On Wednesday, December 12, 2012, the Federal Reserve announced that it would keep interest rates close to zero until unemployment falls to at least 6.5 percent and inflation is forecast to stay below 2.5 percent. We talked about this decision with Morris Davis, James A. Graaskamp Chair in Real Estate and associate professor in the Department of Real Estate and Urban Land Economics at the Wisconsin School of Business. Before joining the Wisconsin School of Business, Davis was an economist at the Federal Reserve in Washington, D.C. For a recent NPR interview with Professor Davis, click here.
WSoB: Until fairly recently, central bankers believed that it was best to be secretive about monetary policy decisions. Why is the Fed being more transparent about its policies now?
The U.S. economy is hit by different kinds of shocks—such as oil price shocks or farm price shocks—fairly frequently. Policymakers have never really articulated rules for interest rates because they wanted to have some flexibility as to how they responded to these different types of shocks. That flexibility was called discretion. And many central bankers feel that discretion is very important because it gives them the flexibility to respond to any kind of shock. But there’s another group of central bankers who believe that the cost of discretion is uncertainty, and that people don’t like uncertainty. Uncertainty is bad, typically, for planning. People want some certainty before they buy a house; businesses want some certainty before they invest in capital or hire workers. So, the cost of discretion is that firms and households become less certain about what the Federal Reserve is going to do. When Federal Reserve Chairman Ben Bernanke was an academic, he advocated for much more certainty about what the Fed was doing. He believed that the Fed should explicitly announce policy targets. There can still be discretion about how to achieve those targets, but there should be policy targets, such as a desired inflation rate or a desired unemployment rate. So I think what we’re witnessing today is just a step toward adding more certainty in the way the Fed is thinking about things, but still allowing the Fed discretion as to how to get there.
Are there any downsides to the new Fed strategy?
Yes, there are some downsides.
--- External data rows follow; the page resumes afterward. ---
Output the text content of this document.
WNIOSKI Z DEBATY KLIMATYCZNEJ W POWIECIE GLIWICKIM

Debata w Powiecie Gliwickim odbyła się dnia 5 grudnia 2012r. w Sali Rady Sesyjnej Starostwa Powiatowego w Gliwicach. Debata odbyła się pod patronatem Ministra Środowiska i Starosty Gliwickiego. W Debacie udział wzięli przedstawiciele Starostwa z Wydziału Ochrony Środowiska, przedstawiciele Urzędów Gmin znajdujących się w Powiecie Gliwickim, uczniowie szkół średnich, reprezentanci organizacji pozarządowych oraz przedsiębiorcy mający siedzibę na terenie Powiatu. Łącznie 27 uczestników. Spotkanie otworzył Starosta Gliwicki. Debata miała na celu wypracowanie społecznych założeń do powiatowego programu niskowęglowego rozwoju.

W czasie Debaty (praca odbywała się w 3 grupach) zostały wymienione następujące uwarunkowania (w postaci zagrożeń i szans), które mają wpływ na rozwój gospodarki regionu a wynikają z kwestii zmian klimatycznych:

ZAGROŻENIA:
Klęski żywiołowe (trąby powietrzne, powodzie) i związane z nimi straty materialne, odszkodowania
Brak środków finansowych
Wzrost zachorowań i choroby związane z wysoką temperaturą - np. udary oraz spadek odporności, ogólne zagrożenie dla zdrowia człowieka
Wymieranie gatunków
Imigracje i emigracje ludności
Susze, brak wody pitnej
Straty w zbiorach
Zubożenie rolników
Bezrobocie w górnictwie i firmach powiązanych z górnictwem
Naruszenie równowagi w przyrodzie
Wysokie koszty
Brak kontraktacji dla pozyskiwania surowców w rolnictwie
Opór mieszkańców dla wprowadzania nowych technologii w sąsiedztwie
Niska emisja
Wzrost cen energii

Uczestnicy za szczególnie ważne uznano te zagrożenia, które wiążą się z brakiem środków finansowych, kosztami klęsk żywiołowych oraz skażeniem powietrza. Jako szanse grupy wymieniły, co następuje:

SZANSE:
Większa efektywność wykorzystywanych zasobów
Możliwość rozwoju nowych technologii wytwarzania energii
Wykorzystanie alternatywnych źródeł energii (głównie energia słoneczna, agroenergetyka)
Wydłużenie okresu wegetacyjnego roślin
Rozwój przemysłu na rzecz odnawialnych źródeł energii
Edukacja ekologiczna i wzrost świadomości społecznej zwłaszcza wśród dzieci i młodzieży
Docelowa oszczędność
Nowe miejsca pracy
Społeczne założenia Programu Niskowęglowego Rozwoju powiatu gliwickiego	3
The Fed has announced that it will keep interest rates low as long as the inflation rate is less than 2.5 percent and the unemployment rate is greater than 6.5 percent. I think the uncertainty is about the interpretation of the announcement. Does that mean the Fed is going to raise rates as soon as unemployment is less than 6.5 percent or as soon as inflation is more than 2.5 percent? Suppose the unemployment rate is 6.4 percent, but the reason is because people have stopped looking for work, so they are technically not unemployed but they still do not have jobs. Does that mean rates are going to go up immediately? I think the Fed has created some uncertainty with this announcement because people aren’t really sure how to interpret it. I predict that in the future the Fed will try to add more clarity to statements like this.
What kinds of changes in consumer and investor behaviors might occur after the Fed’s most recent announcement?
Well, let’s talk about investors and firms first. The Fed had stated that it was going to keep interest rates low through 2015. Not a lot of people liked that statement because it wasn’t something the Fed could credibly commit to. If inflation was very high in 2013, say, the Fed would raise rates in 2014 and that would be contrary to what it stated earlier about keeping rates low through 2015. So nobody thought the Fed could credibly commit to that policy. Now, the Fed has given us a policy that we think it can commit to, and now that we understand that policy, firms should be somewhat better able to plan.
Of course, for all of the certainty that the Federal Reserve is creating, Congress and the President are creating lots of uncertainty with the way they are handling the so-called “fiscal cliff.” So it is quite conceivable that whatever the Fed does or announces over the next year, if we can’t resolve the fiscal cliff problem, we could very well be in a recession next year.
What are the forecasters you follow saying about the jobs outlook for 2013?
It all comes down to the fiscal cliff for 2013. If we can get the compromise that everyone hopes we get, or some flavor of it, then I think a reasonable expectation is that employment will grow at an average rate of 150,000 jobs a month for the year. It might go as high as 200,000 or as low as 120,000. But if the fiscal cliff is not resolved, if tax rates go up and the payroll tax goes up and all kinds of other taxes go up next year, then hiring is going to slow and we run the risk of falling into a recession.